The values given in the table show that the yield of useful Particles in the process according to the invention compared to precipitation without the addition of wood flour is considerably increased, which is justified by the fact that on the one hand by the wood flour In addition, a voltage-related destruction of the particles hardly occurs and on the other hand the amount of undersize is very low. In addition, the pore volume and the specific surface area of the particles produced according to the invention is significantly larger, while their bulk density compared to those produced by the known process Globules 6 and 7 are markedly reduced; where is the mechanical strength in no way impaired by the addition of wood flour.

Tabel When- Composition of the particles in% by weight of wood flour.

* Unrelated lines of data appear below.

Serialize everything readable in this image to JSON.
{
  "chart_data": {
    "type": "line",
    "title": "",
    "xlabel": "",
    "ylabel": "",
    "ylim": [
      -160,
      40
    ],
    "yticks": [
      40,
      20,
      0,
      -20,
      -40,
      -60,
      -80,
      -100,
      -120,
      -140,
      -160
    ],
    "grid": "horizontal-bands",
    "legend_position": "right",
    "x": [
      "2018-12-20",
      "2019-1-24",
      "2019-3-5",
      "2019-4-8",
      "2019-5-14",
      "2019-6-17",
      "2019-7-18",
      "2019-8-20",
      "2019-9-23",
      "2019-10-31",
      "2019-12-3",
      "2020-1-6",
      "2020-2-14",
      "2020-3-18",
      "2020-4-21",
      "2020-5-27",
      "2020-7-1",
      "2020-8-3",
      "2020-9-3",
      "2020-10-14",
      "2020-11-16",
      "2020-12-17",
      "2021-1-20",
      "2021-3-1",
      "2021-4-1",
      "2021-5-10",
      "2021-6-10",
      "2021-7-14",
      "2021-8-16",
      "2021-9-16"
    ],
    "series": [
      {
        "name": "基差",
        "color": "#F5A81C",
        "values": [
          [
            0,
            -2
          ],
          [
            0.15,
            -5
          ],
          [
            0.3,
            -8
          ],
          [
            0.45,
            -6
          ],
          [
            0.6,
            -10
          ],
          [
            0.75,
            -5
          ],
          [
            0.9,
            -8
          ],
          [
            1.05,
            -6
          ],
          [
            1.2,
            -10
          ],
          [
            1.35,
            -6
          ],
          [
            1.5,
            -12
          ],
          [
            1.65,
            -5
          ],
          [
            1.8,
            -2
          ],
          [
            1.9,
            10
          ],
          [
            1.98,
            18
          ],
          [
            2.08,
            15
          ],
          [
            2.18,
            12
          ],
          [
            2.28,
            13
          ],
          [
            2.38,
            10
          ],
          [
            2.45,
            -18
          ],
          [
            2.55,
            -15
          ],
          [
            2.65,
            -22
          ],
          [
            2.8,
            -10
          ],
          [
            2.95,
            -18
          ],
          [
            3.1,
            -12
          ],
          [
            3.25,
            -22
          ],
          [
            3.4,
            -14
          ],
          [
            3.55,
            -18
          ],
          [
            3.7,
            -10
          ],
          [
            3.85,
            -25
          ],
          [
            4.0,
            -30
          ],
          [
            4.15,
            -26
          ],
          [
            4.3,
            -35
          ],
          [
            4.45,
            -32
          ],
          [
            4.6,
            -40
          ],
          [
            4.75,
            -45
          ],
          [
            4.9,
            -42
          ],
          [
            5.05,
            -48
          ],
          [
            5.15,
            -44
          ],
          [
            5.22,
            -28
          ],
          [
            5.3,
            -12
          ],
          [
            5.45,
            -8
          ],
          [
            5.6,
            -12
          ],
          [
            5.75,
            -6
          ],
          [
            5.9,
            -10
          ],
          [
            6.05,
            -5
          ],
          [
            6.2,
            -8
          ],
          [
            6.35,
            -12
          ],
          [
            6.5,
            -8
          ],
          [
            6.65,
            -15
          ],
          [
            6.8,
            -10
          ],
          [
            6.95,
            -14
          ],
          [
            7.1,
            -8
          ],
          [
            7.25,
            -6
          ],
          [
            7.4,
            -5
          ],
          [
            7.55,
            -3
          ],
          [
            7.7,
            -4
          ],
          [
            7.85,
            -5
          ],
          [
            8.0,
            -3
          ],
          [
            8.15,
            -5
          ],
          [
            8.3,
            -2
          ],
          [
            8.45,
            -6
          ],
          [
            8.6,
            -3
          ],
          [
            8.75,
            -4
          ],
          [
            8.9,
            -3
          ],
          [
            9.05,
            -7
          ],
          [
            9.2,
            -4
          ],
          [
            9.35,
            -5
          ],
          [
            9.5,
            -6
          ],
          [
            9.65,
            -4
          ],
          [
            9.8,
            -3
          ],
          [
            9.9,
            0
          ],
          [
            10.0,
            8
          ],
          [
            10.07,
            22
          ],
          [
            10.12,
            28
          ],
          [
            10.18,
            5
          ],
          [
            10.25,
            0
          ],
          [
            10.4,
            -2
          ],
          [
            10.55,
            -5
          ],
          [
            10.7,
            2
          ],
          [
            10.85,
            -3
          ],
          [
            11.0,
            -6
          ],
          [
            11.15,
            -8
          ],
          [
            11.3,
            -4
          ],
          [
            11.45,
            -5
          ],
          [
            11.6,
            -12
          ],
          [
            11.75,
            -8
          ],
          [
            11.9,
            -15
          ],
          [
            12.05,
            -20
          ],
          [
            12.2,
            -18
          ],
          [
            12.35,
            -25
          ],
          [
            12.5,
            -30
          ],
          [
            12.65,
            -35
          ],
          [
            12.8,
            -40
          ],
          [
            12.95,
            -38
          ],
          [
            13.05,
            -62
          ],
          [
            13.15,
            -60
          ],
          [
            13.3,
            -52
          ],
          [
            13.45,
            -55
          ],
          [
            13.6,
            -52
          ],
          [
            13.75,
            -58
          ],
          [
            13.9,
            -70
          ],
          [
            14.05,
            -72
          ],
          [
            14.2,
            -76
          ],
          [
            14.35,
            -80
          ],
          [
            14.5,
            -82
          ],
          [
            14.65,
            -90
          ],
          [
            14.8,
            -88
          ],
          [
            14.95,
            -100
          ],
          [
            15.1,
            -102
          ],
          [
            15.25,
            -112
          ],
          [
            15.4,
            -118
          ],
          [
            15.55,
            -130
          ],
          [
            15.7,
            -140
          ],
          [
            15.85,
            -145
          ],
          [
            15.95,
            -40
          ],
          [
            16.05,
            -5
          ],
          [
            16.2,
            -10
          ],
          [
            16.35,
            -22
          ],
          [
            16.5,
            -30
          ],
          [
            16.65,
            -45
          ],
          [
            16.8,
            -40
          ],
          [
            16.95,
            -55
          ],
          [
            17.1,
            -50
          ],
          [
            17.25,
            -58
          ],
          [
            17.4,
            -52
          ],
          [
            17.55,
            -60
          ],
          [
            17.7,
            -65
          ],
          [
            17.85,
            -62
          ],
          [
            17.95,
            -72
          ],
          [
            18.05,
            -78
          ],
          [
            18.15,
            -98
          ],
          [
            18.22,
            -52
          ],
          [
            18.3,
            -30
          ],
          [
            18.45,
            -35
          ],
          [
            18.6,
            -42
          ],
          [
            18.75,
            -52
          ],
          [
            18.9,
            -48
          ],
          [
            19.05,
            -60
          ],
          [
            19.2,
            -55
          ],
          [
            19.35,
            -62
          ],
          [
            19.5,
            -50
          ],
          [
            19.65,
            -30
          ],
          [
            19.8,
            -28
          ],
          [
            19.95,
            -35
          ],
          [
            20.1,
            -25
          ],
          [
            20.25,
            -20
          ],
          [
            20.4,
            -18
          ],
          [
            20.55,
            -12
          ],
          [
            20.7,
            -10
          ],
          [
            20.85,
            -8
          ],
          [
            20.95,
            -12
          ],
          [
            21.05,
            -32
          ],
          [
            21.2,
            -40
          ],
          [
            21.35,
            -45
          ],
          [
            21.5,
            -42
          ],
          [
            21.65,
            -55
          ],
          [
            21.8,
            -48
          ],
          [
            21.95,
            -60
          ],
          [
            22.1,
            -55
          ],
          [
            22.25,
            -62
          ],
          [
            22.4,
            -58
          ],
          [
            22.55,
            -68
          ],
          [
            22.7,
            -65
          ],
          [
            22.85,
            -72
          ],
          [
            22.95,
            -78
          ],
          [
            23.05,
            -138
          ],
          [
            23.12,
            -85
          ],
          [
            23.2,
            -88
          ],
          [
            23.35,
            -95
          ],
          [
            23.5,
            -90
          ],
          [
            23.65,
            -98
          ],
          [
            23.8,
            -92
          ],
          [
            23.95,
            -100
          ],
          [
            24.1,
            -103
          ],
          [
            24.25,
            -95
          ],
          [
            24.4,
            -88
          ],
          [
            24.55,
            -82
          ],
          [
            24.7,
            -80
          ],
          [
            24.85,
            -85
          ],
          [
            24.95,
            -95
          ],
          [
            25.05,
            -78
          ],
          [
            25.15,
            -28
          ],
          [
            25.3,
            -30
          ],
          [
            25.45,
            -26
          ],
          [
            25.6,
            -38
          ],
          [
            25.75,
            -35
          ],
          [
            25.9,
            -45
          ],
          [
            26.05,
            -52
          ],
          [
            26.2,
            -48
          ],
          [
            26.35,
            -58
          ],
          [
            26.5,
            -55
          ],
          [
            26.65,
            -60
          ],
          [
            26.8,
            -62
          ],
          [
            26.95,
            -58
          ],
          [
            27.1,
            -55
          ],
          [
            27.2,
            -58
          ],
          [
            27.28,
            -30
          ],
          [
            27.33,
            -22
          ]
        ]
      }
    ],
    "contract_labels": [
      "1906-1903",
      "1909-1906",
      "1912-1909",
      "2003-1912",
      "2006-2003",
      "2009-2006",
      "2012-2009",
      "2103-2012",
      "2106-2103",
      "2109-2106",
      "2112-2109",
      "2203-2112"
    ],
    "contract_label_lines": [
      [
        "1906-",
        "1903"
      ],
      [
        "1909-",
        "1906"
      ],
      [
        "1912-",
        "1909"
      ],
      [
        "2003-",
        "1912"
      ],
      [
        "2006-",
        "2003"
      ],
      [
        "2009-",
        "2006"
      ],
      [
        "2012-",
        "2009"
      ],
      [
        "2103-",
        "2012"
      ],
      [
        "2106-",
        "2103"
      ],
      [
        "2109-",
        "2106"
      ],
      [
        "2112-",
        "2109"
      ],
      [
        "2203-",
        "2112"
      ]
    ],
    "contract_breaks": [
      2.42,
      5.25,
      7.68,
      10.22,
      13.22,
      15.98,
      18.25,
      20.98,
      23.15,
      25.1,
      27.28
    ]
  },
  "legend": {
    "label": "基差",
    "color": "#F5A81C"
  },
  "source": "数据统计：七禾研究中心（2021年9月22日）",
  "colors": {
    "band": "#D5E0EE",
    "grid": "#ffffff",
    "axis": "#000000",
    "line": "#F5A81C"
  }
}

Pore game Al2O3 from sol Al2O3 from alumina SiO2 wt .-% #) booty density pressure rubbed surface volume % kg / 1 kp% m2 / g ml / g 1 20.0 80.0 - 5.3 96 0.60 5 0 93 0.60 2 25.0 75.0 - 23.8 97 0.54 5 0.95 104 0.65 3 25.0 35.0 40.0 10.0 97 0.47 6 0 148 0.84 4 25.0 55.0 20.0 20.0 98 0.55 9 0 154 0.64 5 25.0 65.0 10.0 30.0 96 0.47 5 <0.5 143 0.68 6 25.0 75.0 - - 65 0.70 5 2 93 0.51 7 25.1 49.9 25.0 - 70 0.63 5 <0.5 140 0.57 #) based on the mass of the calcined particles

Claims (9)

Claims 1. Process for the production of spherical alumina-containing Particles by mixing an alumina hydrosol, the alumina hydrate and / or active clay and, if necessary, substances containing silicic acid added amrde, dropwise or spray-in with a solution of a base hydrolyzable under heat the mixture into a liquid immiscible with water, the temperature of which is 60-1000C is, aging of the gel particles formed in the immiscible with water Liquid at falling temperature and then in aqueous ammonia solution, washing with water and subsequent drying and caicination, characterized in that that wood flour is added to the aluminum oxide hydrqsol. 2. The method according to claim 1, characterized in that the wood flour is finely ground before use. 3. The method according to claims 1 and 2, characterized in that that wood flour in an amount of 5-35 wt .-%, preferably 10-25 wt .-%, based on the mass of the calcined moldings is used. 4. The method according to claims 1 to 3, characterized in that that the dried spherical particles first to 250-400 ° C and then heated to 600-1000 ° C. 5. Process according to claims 1 to 4, characterized in that that the aluminum oxide hydrosol is used in such an amount that the Al 2 O 3 originating from the sol 15-35% by weight, preferably 20-30% by weight, based on the Mass of the calcined particles. 6. The method according to claims 1 to 5, characterized in that that the alumina hydrate and / or the active alumina that the Alumina hydrosol is added, has a mean particle diameter of max. 10μ. 7. The method according to claims 1 to 6, characterized in that that 65-85% by weight, preferably 70-80% by weight, related to the aluminum oxide hydrosol based on the weight of the calcined particles, as alumina hydrate and / or active alumina can be added. 8. The method according to claims 1 to 7, characterized in that that the aluminum oxide hydrosol contains silicic acid substances in such an amount be added so that the SiO2 content of the calcined particles is 10-40% by weight. 9. The method according to claims 1 to 8; characterized, that a fumed silica is used as the silica-containing substance.